Hochschulgruppe des Monats: TUD Schauspielstudio e.V.

Hochschulgruppe des Monats

TUD Schauspielstudio e.V.

„Die Welt ist eine Bühne“, lautet eines der berühmtesten Zitate Shakespeares. „Die Uni ist eine Bühne“ ist dagegen das Motto des TUD Schauspielstudio e.V. Die Hochschulgruppe führt Stücke von Dürrenmatt bis Molière auf und organisiert alles selbst. Ein Besuch bei den Proben.

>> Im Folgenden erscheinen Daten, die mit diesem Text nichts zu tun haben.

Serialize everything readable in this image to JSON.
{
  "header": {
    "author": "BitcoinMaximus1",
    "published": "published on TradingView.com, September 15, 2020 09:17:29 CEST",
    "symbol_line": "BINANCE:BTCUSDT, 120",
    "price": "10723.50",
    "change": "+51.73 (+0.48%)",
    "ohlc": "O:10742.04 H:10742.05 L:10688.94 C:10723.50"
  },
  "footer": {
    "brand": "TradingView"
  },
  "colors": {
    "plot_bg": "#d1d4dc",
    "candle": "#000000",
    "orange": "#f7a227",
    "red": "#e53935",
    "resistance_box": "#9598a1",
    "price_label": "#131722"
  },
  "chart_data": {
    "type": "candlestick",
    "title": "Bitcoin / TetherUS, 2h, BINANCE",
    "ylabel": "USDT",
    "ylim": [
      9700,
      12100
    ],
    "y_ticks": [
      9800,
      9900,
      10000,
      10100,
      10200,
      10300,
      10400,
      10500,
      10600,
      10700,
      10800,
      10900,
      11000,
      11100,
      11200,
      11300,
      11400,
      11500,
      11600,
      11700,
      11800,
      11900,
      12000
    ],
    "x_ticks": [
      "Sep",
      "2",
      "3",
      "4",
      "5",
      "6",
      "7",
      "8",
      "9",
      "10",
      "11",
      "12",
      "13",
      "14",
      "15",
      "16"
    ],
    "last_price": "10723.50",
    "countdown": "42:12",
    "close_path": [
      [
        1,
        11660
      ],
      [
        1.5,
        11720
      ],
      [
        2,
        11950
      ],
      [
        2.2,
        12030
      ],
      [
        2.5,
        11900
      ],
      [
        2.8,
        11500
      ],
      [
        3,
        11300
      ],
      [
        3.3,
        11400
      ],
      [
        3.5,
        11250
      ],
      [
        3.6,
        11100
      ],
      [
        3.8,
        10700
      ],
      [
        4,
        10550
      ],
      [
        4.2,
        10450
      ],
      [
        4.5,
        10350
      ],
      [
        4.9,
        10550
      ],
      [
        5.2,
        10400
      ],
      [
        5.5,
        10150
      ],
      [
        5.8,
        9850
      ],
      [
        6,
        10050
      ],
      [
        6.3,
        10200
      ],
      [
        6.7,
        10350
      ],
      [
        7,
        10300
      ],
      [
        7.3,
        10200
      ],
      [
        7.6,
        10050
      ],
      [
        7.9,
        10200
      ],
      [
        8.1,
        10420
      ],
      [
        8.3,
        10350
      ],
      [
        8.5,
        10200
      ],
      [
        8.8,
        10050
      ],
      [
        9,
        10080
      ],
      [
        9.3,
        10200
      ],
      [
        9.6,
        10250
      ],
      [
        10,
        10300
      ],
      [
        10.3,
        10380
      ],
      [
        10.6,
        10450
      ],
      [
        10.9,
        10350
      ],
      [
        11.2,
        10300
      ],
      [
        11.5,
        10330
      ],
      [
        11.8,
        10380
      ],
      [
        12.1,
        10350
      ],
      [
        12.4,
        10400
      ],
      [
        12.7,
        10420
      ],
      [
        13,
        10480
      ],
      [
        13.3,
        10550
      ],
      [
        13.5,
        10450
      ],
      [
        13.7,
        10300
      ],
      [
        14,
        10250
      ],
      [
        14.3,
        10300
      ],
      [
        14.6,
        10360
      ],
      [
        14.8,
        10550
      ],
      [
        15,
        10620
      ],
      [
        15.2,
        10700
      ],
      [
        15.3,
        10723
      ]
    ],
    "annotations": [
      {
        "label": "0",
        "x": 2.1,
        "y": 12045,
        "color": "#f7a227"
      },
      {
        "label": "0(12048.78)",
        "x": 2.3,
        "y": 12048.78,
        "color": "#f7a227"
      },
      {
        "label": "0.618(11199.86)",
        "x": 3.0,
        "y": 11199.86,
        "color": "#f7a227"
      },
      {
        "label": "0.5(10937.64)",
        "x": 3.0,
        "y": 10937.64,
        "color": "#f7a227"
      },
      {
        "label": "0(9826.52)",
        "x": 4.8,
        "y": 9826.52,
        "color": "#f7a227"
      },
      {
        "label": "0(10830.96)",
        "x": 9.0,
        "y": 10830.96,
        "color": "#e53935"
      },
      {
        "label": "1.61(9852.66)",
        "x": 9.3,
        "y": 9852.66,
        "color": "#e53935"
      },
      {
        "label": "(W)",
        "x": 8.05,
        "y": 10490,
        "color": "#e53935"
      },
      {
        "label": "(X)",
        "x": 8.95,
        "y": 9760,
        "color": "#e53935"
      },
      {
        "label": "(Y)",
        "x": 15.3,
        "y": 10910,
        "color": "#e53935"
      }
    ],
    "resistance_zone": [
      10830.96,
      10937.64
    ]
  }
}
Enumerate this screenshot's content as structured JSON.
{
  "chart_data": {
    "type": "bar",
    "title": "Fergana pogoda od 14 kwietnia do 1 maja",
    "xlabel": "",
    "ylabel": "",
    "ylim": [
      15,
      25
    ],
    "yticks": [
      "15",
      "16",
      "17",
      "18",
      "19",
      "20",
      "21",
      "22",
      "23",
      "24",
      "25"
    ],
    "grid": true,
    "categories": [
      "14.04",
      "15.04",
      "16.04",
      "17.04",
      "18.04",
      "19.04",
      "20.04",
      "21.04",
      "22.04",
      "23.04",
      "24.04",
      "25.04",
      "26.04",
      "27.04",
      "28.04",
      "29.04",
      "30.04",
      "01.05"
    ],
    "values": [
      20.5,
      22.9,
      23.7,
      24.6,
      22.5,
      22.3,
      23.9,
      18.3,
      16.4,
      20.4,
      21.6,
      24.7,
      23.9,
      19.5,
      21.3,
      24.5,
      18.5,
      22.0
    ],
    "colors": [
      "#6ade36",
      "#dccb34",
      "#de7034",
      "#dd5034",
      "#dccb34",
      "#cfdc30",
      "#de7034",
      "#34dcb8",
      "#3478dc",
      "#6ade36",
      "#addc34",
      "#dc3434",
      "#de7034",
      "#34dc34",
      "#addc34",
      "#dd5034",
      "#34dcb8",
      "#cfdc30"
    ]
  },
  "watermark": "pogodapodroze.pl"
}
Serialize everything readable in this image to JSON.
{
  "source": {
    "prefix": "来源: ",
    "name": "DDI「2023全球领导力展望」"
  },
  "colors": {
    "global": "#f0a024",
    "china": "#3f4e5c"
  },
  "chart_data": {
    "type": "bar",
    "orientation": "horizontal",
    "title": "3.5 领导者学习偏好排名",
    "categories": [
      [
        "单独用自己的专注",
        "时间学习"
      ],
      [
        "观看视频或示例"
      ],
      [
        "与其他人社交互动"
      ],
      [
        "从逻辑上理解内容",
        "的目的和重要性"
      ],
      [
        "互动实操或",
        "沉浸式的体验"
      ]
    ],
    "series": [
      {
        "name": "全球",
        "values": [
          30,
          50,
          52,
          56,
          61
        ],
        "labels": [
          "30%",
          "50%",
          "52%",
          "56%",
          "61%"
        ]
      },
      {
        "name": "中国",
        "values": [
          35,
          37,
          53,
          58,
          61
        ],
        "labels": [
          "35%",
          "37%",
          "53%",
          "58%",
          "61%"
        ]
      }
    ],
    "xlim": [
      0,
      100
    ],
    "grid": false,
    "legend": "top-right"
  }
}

Proben bei der Hochschulgruppe TUD Schauspielstudio e.V.. Bild: Jannes Lüdtke
Voll in der Rolle: Geprobt wird normalerweise einmal die Woche – oder täglich, wenn eine Aufführung ansteht. Bild: Jannes Lüdtke

Um die 20 Studierende stehen in einem hell erleuchteten Raum im Kreis. Sie fangen an, kreuz und quer durch den Raum zu schreiten, immer wieder grüßen sie sich, eilen entschlossen von Ecke zu Ecke – und dann hallt ein lautes „Freeze!“ durch den Raum und alle bleiben wie angewurzelt stehen. Willkommen bei der Sprechübung des TUD Schauspielstudios, die Miguel Parada jeden Dienstag leitet.

Parada geht es um Körpersprache, um Präsenz auf der Bühne und um das blinde Verständnis unter den Schauspielern. Ausgebildeter Schauspiellehrer ist er nicht, wie seine Mitstreiter treibt ihn die Leidenschaft für das Theater. So komisch man sich als Zuschauer vielleicht bei diesem Schauspiel auch vorkommt, es scheint großen Spaß zu machen. Es ist viel Bewegung im Spiel, es wird viel gelacht. Auch, als Claudia Baier einer anderen Studentin gegenübersteht und sie sich hunderte Male „Gute Nacht!“ entgegenrufen.

Mitmachen kann beim TUD Schauspielstudio jeder, nicht nur als Schauspielerin oder Schauspieler. Ca. 40 aktive Teilnehmerinnen und Teilnehmer hat die Hochschulgruppe, bunt gemischt aus den verschiedensten Fachgebieten aller Darmstädter Hochschulen. Seit 2002 ist das Schauspielstudio ein eingetragener Verein, doch angefangen hat alles schon viel früher. Wann genau ist unklar, doch die ältesten Plakate und Rechnungen datieren aus den 1950er Jahren. Einiges hat sich seitdem getan und aus selbstgebauten Dimmern wurde eine professionelle Lichtanlage.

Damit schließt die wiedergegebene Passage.